Когда Гилфорд Уорвик при первой стычке вышиб из седла своего противника, принцесса Мария Тюдор ожидала, что он будет приветствовать ее, преклонив перед нею свое копье, как прочие рыцари приветствовали своих дам; однако Гилфорд не сделал этого; может быть, он не хотел позволить себе эту часто многозначительную вольность, так как при свободном выборе дамы на турнире подобное приветствие принималось за нежное ухаживание, или же уклонился от этого обычая потому, что дочь короля не прельщала его своей внешностью.
Зато его сын-паж то и дело посматривал вверх на Елизавету, причем его юность подавала Марии повод к насмешливым шуткам.
– Этого бессовестного повесу следовало бы выпороть розгами, иначе он рехнется от тщеславия, пока у него успеет вырасти борода, – сказала она. – Его отец забывает должное почтение, а мальчишка потешается этим.
– Милая Мария, – колко возразила Иоанна Грей, – ты говорила давеча, что у Уорвика воловья шея; как же ты можешь удивляться, что он не склоняет ее? Насмешка над ним – чистая неблагодарность с твоей стороны, потому что Гилфорд Уорвик делает честь твоим цветам.
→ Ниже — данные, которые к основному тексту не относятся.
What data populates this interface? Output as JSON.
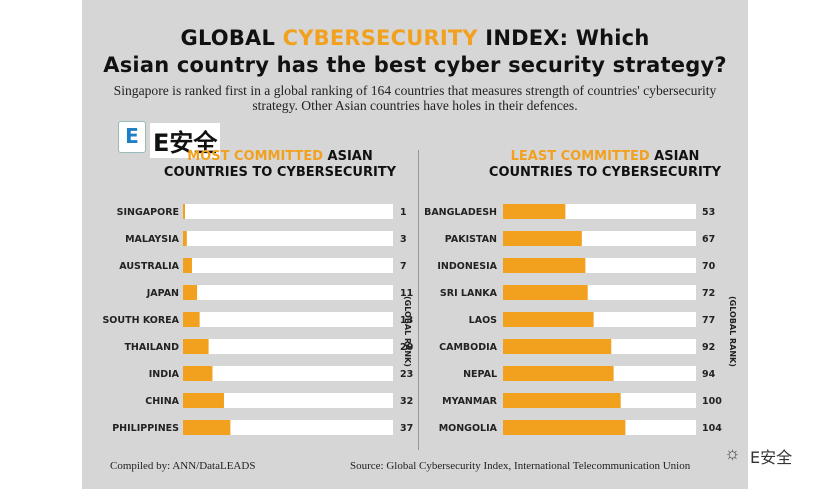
{
  "title": {
    "line1_a": "GLOBAL ",
    "line1_accent": "CYBERSECURITY",
    "line1_b": " INDEX: Which",
    "line2": "Asian country has the best cyber security strategy?"
  },
  "subtitle": "Singapore is ranked first in a global ranking of 164 countries that measures strength of countries' cybersecurity strategy. Other Asian countries have holes in their defences.",
  "logo": {
    "mark": "E",
    "text": "E安全"
  },
  "footer": {
    "left": "Compiled by: ANN/DataLEADS",
    "right": "Source: Global Cybersecurity Index, International Telecommunication Union"
  },
  "watermark": {
    "icon": "wechat-icon",
    "text": "E安全"
  },
  "colors": {
    "bar": "#f2a11f",
    "track": "#ffffff",
    "background": "#d6d6d6",
    "accent": "#f2a11f"
  },
  "chart_data": [
    {
      "type": "bar",
      "orientation": "horizontal",
      "title_accent": "MOST COMMITTED",
      "title_rest": " ASIAN",
      "title_line2": "COUNTRIES TO CYBERSECURITY",
      "value_label": "(GLOBAL RANK)",
      "categories": [
        "SINGAPORE",
        "MALAYSIA",
        "AUSTRALIA",
        "JAPAN",
        "SOUTH KOREA",
        "THAILAND",
        "INDIA",
        "CHINA",
        "PHILIPPINES"
      ],
      "values": [
        1,
        3,
        7,
        11,
        13,
        20,
        23,
        32,
        37
      ],
      "xlim": [
        0,
        164
      ]
    },
    {
      "type": "bar",
      "orientation": "horizontal",
      "title_accent": "LEAST COMMITTED",
      "title_rest": " ASIAN",
      "title_line2": "COUNTRIES TO CYBERSECURITY",
      "value_label": "(GLOBAL RANK)",
      "categories": [
        "BANGLADESH",
        "PAKISTAN",
        "INDONESIA",
        "SRI LANKA",
        "LAOS",
        "CAMBODIA",
        "NEPAL",
        "MYANMAR",
        "MONGOLIA"
      ],
      "values": [
        53,
        67,
        70,
        72,
        77,
        92,
        94,
        100,
        104
      ],
      "xlim": [
        0,
        164
      ]
    }
  ]
}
– Я дала их ему только по принуждению. По-моему, топор палача больше подходит к шее этих непокорных, мятежных лордов, чем банты Тюдоров к их шлему. Смотрите, однако, паж Елизаветы отваживается кинуться в общую схватку. Он, наверно, свалится с лошади и запачкает свой красивый наряд.
– Вам не везет с вашими предсказаниями, – заметила леди Грей, когда в тот самый момент копье Дадли обезоружило рыцаря и громкие клики одобрения приветствовали бурным взрывом храброго мальчика. – Кукла твердо сидит в седле, хотя у нее еще не успела вырасти борода.
Мария закусила губы и завистливо смотрела, как Елизавета самодовольно улыбалась гордой, торжествующей улыбкой, потому что к ней подводили победителя, которому король назначил приз. Таким образом младшая принцесса сделалась королевой праздника.
Генрих VIII был рад возможности присудить награду пажу, потому что не хотел отдавать предпочтения ни одному из лордов.
– Елизавета, – сказал он, – мы приписываем чарам твоих прекрасных глаз, что этот паж совершал сегодня чудеса. Повесь ему на плечи почетную награду, а мы дадим ему место за нашим столом возле тебя, потому что он сражался как доблестный рыцарь.
Дадли спрыгнул с лошади и поднялся по ступеням эстрады. Он преклонил колено перед прекрасной принцессой; его лицо сияло счастьем и гордостью, и, конечно, никогда еще столь юная и прекрасная голова не была украшена почетной наградой за храбрость.
Елизавета выпрямилась; ее глаза также сияли торжеством; задорной бойкости и безумной отваге этого мальчика была она обязана тем, что Мария понесла наказание за свою насмешку, а шутка короля, оскорбившая ее тщеславие, закончилась для нее крайне лестным финалом.